Nos dois primeiros artigos sobre como os NFTs podem ter aplicações disruptivas para o futuro do esporte, escrevi sobre os tokens não-fungíveis destravando experiências — especialmente a venda de ingressos — e como programas de sócio torcedor podem mudar o modelo de negócios, tornando-se mais atrativos ao abraçar o universo cripto. Neste terceiro artigo não focarei em um novo tipo de aplicação, mas em aspectos que considero fundamentais quando falamos de colecionáveis digitais: a interoperabilidade entre blockchains, plataformas e carteiras cripto; a colaboração; e a liquidez no mercado secundário.

Experimente e aprenda antes de escolher o caminho

Com o boom dos NFTs pelo mundo e especialmente o sucesso das primeiras aplicações de colecionáveis digitais no esporte (leia-se NBA Top Shot e Sorare), surgiram diversos players tentando surfar a onda, desde grandes exchanges até startups vendendo às organizações esportivas consultorias para criação de coleções e desenvolvimento de marketplaces para colecionáveis próprios. No Brasil não é diferente. Basicamente todo clube de Série A, muitos da Série B e entidades esportivas do futebol ou de outros esportes foram abordados por uma ou mais empresas oferecendo este tipo de serviço.

Em primeiro lugar, falando por experiência própria, recomendo a toda organização experimentar. Antes de fechar um contrato de longo prazo, teste e aprenda. Aprenda sobre a plataforma que você vai colocar o NFT, o processo de mintagem, a blockchain, os custos, o tipo de arquivo tokenizado (imagem, foto, vídeo, animação 3D…), se é leilão ou preço fixo, valores cobrados, se é peça única ou coleção, maior ou menor escassez, o grau de complexidade para o usuário e outros aspectos. Só experimentando você vai adquirir o conhecimento necessário sobre o comportamento do seu público e ficará muito mais fácil escolher o caminho depois. Há inúmeras plataformas com custos e taxas bem baixos que você pode usar para se iniciar no mundo dos tokens não-fungíveis e entender como seus fãs/torcedores vão receber a novidade. Aqui no Atlético preferimos aprender fazendo do que vendo os outros fazer e posso garantir que hoje temos um conhecimento importante sobre o que uma plataforma precisa ter para atender o que queremos. Mas lembre-se: testes resultam muitas vezes em falhas. E no meio do esporte, especialmente no futebol, a falha é mal vista.

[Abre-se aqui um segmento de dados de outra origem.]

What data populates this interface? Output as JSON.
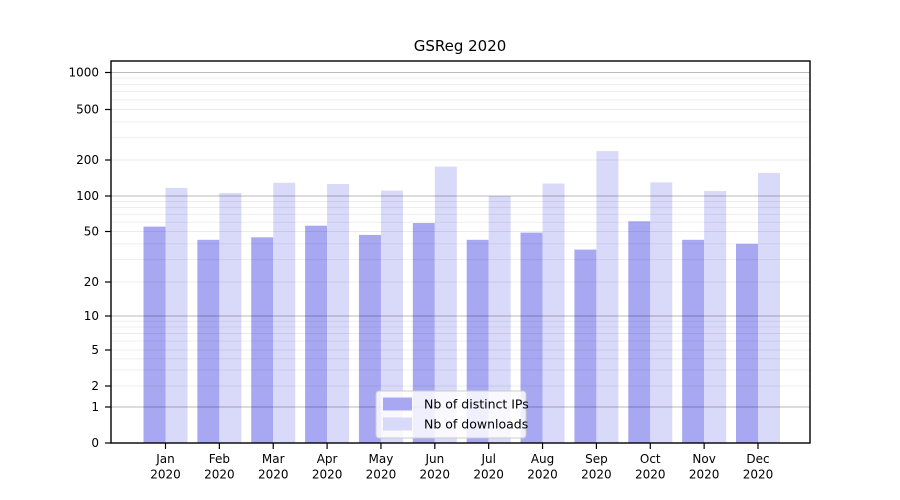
{
  "chart_data": {
    "type": "bar",
    "title": "GSReg 2020",
    "categories": [
      "Jan 2020",
      "Feb 2020",
      "Mar 2020",
      "Apr 2020",
      "May 2020",
      "Jun 2020",
      "Jul 2020",
      "Aug 2020",
      "Sep 2020",
      "Oct 2020",
      "Nov 2020",
      "Dec 2020"
    ],
    "series": [
      {
        "name": "Nb of distinct IPs",
        "color": "#a8a8f2",
        "values": [
          55,
          43,
          45,
          56,
          47,
          59,
          43,
          49,
          36,
          61,
          43,
          40
        ]
      },
      {
        "name": "Nb of downloads",
        "color": "#d9d9f9",
        "values": [
          117,
          106,
          129,
          126,
          111,
          176,
          100,
          127,
          235,
          130,
          110,
          156
        ]
      }
    ],
    "yscale": "symlog",
    "yticks": [
      0,
      1,
      2,
      5,
      10,
      20,
      50,
      100,
      200,
      500,
      1000
    ],
    "ylim": [
      0,
      1250
    ],
    "xlabel": "",
    "ylabel": "",
    "grid": true,
    "legend_position": "lower center",
    "frame_color": "#000000",
    "major_grid_color": "#b5b5b5",
    "minor_grid_color": "#ebebeb"
  }
}
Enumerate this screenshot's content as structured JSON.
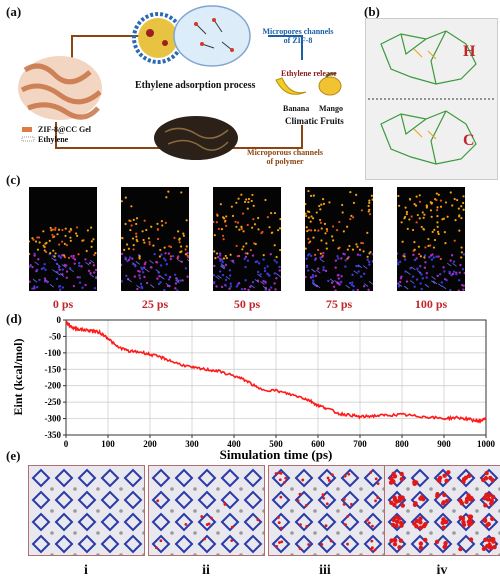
{
  "panels": {
    "a": "(a)",
    "b": "(b)",
    "c": "(c)",
    "d": "(d)",
    "e": "(e)"
  },
  "panel_a": {
    "micropores_label_line1": "Micropores channels",
    "micropores_label_line2": "of ZIF-8",
    "process_title": "Ethylene adsorption process",
    "release_label": "Ethylene release",
    "banana": "Banana",
    "mango": "Mango",
    "climatic_fruits": "Climatic Fruits",
    "legend_gel": "ZIF-8@CC Gel",
    "legend_ethylene": "Ethylene",
    "polymer_label_line1": "Microporous channels",
    "polymer_label_line2": "of polymer"
  },
  "panel_b": {
    "label_top": "H",
    "label_bottom": "C"
  },
  "panel_c": {
    "times": [
      "0 ps",
      "25 ps",
      "50 ps",
      "75 ps",
      "100 ps"
    ]
  },
  "panel_e": {
    "labels": [
      "i",
      "ii",
      "iii",
      "iv"
    ]
  },
  "colors": {
    "accent_red": "#c0262a",
    "arrow_brown": "#8b4513",
    "curve": "#ff1a1a",
    "label_blue": "#1a5fa8"
  },
  "chart_data": {
    "type": "line",
    "xlabel": "Simulation time (ps)",
    "ylabel": "Eint  (kcal/mol)",
    "xlim": [
      0,
      1000
    ],
    "ylim": [
      -350,
      0
    ],
    "xticks": [
      "0",
      "100",
      "200",
      "300",
      "400",
      "500",
      "600",
      "700",
      "800",
      "900",
      "1000"
    ],
    "yticks": [
      "0",
      "-50",
      "-100",
      "-150",
      "-200",
      "-250",
      "-300",
      "-350"
    ],
    "grid": true,
    "series": [
      {
        "x": [
          0,
          10,
          20,
          40,
          60,
          80,
          100,
          120,
          150,
          180,
          200,
          230,
          260,
          300,
          330,
          360,
          400,
          430,
          460,
          500,
          530,
          560,
          580,
          600,
          620,
          650,
          680,
          700,
          730,
          760,
          800,
          830,
          860,
          900,
          930,
          960,
          980,
          990,
          1000
        ],
        "values": [
          -5,
          -18,
          -25,
          -30,
          -32,
          -38,
          -55,
          -80,
          -95,
          -98,
          -105,
          -115,
          -130,
          -145,
          -150,
          -155,
          -170,
          -185,
          -210,
          -215,
          -225,
          -235,
          -245,
          -260,
          -268,
          -285,
          -290,
          -295,
          -292,
          -290,
          -288,
          -292,
          -295,
          -300,
          -297,
          -302,
          -308,
          -305,
          -300
        ]
      }
    ]
  }
}
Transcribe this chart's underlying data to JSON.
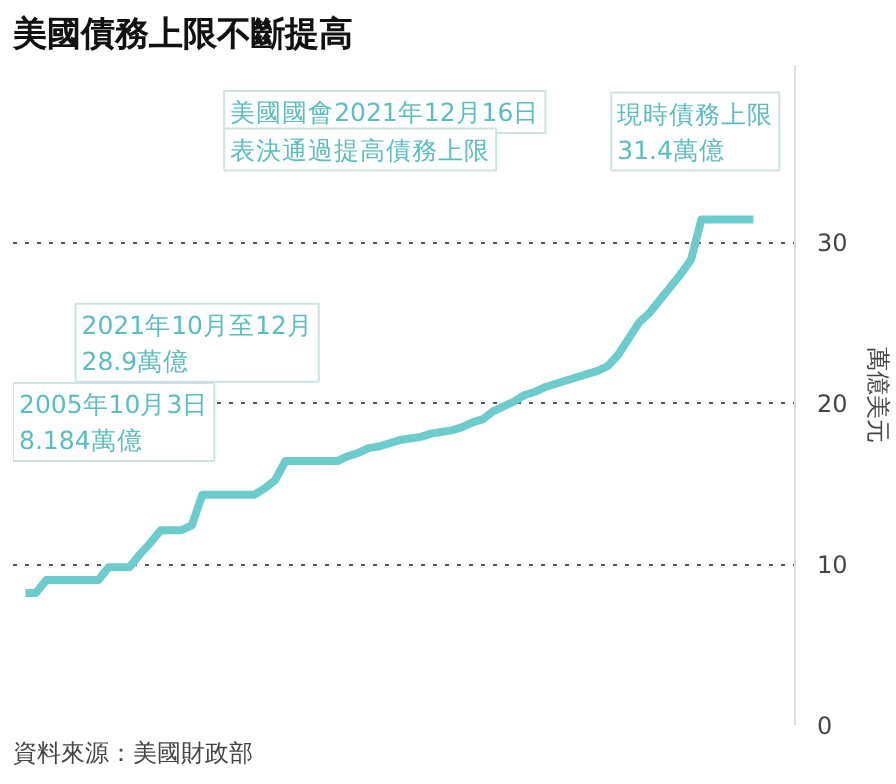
{
  "chart_data": {
    "type": "line",
    "title": "美國債務上限不斷提高",
    "ylabel": "萬億美元",
    "categories": [
      null,
      null,
      null,
      null,
      null,
      null,
      null,
      null,
      null,
      null,
      null,
      null,
      null,
      null,
      null,
      null,
      null,
      null,
      null,
      null,
      null,
      null,
      null,
      null,
      null,
      null,
      null,
      null,
      null,
      null,
      null,
      null,
      null,
      null,
      null,
      null,
      null,
      null,
      null,
      null,
      null,
      null,
      null,
      null,
      null,
      null,
      null,
      null,
      null,
      null,
      null,
      null,
      null,
      null,
      null,
      null,
      null,
      null,
      null,
      null,
      null,
      null,
      null,
      null,
      null,
      null,
      null,
      null,
      null,
      null,
      null
    ],
    "series": [
      {
        "color": "#6ccccc",
        "values": [
          8.2,
          8.2,
          9.0,
          9.0,
          9.0,
          9.0,
          9.0,
          9.0,
          9.8,
          9.8,
          9.8,
          10.6,
          11.3,
          12.1,
          12.1,
          12.1,
          12.4,
          14.3,
          14.3,
          14.3,
          14.3,
          14.3,
          14.3,
          14.7,
          15.2,
          16.4,
          16.4,
          16.4,
          16.4,
          16.4,
          16.4,
          16.7,
          16.9,
          17.2,
          17.3,
          17.5,
          17.7,
          17.8,
          17.9,
          18.1,
          18.2,
          18.3,
          18.5,
          18.8,
          19.0,
          19.5,
          19.8,
          20.1,
          20.5,
          20.7,
          21.0,
          21.2,
          21.4,
          21.6,
          21.8,
          22.0,
          22.3,
          23.0,
          24.0,
          25.0,
          25.6,
          26.4,
          27.2,
          28.0,
          28.9,
          31.4,
          31.4,
          31.4,
          31.4,
          31.4,
          31.4
        ]
      }
    ],
    "ylim": [
      0,
      41
    ],
    "yticks": [
      0,
      10,
      20,
      30
    ],
    "grid": "y",
    "tick_labels": "y",
    "annotations": [
      "2005年10月3日\n8.184萬億",
      "2021年10月至12月\n28.9萬億",
      "美國國會2021年12月16日",
      "表決通過提高債務上限",
      "現時債務上限\n31.4萬億",
      "資料來源：美國財政部"
    ]
  }
}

Como dentro de campo uma falha muitas vezes resulta em derrota, fora de campo acostumou-se a julgá-la da mesma maneira, o que é um grande erro. Afinal, a falha é parte fundamental da inovação e se estamos falando sobre algo tão novo como NFTs, não existem certezas, apenas opiniões. As certezas virão apenas da prática e dos testes.

Outros dois pontos que acho importante falar são sobre exclusividade e controle de expectativas. Primeiro, não me parece prudente fechar um contrato de exclusividade em um mercado que, como citei anteriormente, é muito recente. Todos os dias surgem novidades e às vezes algo que hoje parece ser muito interessante, amanhã pode se tornar obsoleto e te privar de oportunidades melhores. Portanto, se for inevitável, busque uma exclusividade apenas em um tipo de NFT. Por exemplo, o Atlético tem um contrato de exclusividade com a Sorare para NFTs de cards de jogadores uniformizados em fotos de frente, no estilo figurinha. Só.

Já em relação ao controle sobre as expectativas, a grande movimentação de dinheiro em comercializações de tokens não-fungíveis chama muito a atenção. A imprensa não especializada, naturalmente, dá bastante destaque para as grandes vendas milionárias, mas uma rápida busca pelos maiores marketplaces de NFTs e você verá que a imensa maioria dos tokens ali expostos não recebe um lance sequer. Ou seja, não é fácil gerar altos volumes de receita, pelo contrário. Então é vital que se entenda isso dentro da organização para se evitar frustrações. Aqui no Atlético, quando lançamos nosso primeiro projeto, em maio desse ano, aconteceu uma situação curiosa. Organizamos uma live para explicar o que eram os tokens não-fungíveis e apresentar a iniciativa (fizemos um leilão de uma obra digital única recriando a histórica defesa de pênalti do ex-goleiro Victor no último minuto das quartas de final da Copa Libertadores 2013, contra o Tijuana, defesa esta que permitiu ao Galo avançar de fase e conquistar o título depois). A primeira pergunta da coletiva foi qual era a expectativa de receita. E minha resposta foi simplesmente: “Não faço ideia”. Isso pode parecer chocante no meio do futebol, acostumado a respostas prontas e certeiras, mas era a verdade. Nosso intuito não era ganhar dinheiro e sim puramente testar uma nova possibilidade. Acabamos vendendo aquela obra por cerca de US$5 mil, mas poderia ser zero e estaria tudo bem. O foco ali era no aprendizado e, por que não?, no pioneirismo.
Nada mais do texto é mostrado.